Remediation Work-package Tool

Helix can use the MCP tool loopiq_create_remediation_work_package to convert release blockers into work items. This tool creates:
  • one parent remediation story
  • child tasks linked to the real parent story ID
  • audit details for the approved execution
Use this pattern when remediation requires multiple tasks under one trackable story. It is safer than creating each task independently because the parent is created first and the child tasks are attached to the correct parent in the same approved transaction.

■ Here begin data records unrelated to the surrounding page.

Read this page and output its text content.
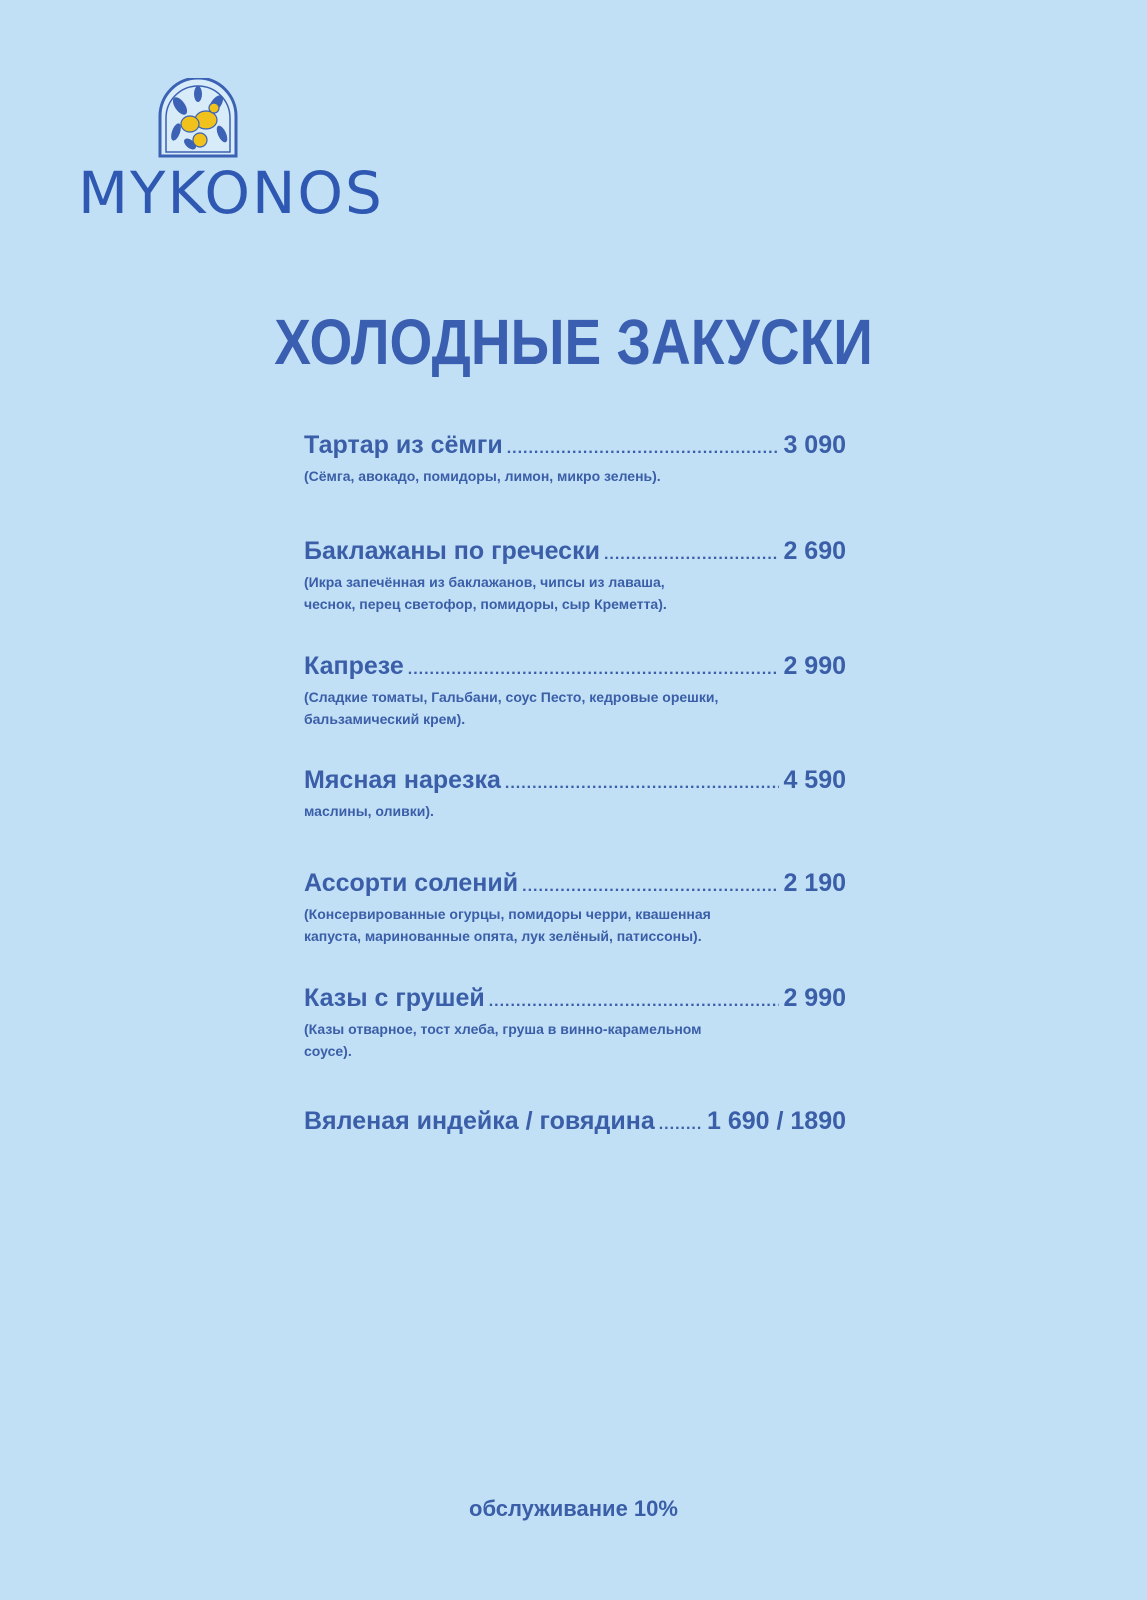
MYKONOS
ХОЛОДНЫЕ ЗАКУСКИ
Тартар из сёмги .....	3 090
(Сёмга, авокадо, помидоры, лимон, микро зелень).
Баклажаны по гречески .....	2 690
(Икра запечённая из баклажанов, чипсы из лаваша,
чеснок, перец светофор, помидоры, сыр Креметта).
Капрезе .....	2 990
(Сладкие томаты, Гальбани, соус Песто, кедровые орешки,
бальзамический крем).
Мясная нарезка .....	4 590
маслины, оливки).
Ассорти солений .....	2 190
(Консервированные огурцы, помидоры черри, квашенная
капуста, маринованные опята, лук зелёный, патиссоны).
Казы с грушей .....	2 990
(Казы отварное, тост хлеба, груша в винно-карамельном
соусе).
Вяленая индейка / говядина ..... 1 690 / 1890
обслуживание 10%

Before approving this tool, confirm:
  • the release and certification are correct
  • the team or owner is correct
  • the blocker records are real and release-scoped
  • each child task has a clear title and purpose
  • evidence or provider finding references are included where available
  • the approval card includes an approval ID and idempotency key

Good Use Cases

MCP tools are useful for:
  • searching LoopIQ records from an AI workspace
  • summarizing related work items
  • preparing release readiness context
  • finding compliance evidence
  • reviewing service request or incident context
  • drafting follow-up actions from existing records
  • connecting AI assistance to governed LoopIQ workflows

Avoid These Patterns

Do not use MCP tools to:
  • bypass LoopIQ permissions
  • expose customer or organization data to unauthorized AI clients
  • create production-affecting changes without review
  • use stale or shared bearer tokens
  • mix data from multiple organizations in one prompt unless explicitly authorized
  • create remediation work from invented or unrelated backlog items

Troubleshooting

No Tools Are Listed

Confirm the MCP URL, authentication token, and organization access.

Tools Return No Data

Check organization context, permissions, filters, and whether the relevant records exist in LoopIQ.

A Tool Returns Access Denied

Your role may not include the required permission. Contact an organization administrator.

A Write Action Is Pending

The action may be waiting for approval. Review the approval card in Helix and approve or reject the proposed payload.

A Write Action Did Not Create Records

Check for expired authentication, missing permissions, rejected approval, wrong tenant context, or a duplicate idempotency key.

Helix Says an Action Is Pending Approval

Review the approval card in Helix. Confirm the tool name, approval ID, payload, tenant, release, certification, and expected records. Approve only if the payload is grounded in the records you expect.

A Release Readiness Answer Looks Incomplete

Ask Helix which evidence graph records, providers, failed controls, and evidence gaps it read. If provider evidence is missing or stale, refresh the release certification evidence graph before approving remediation actions.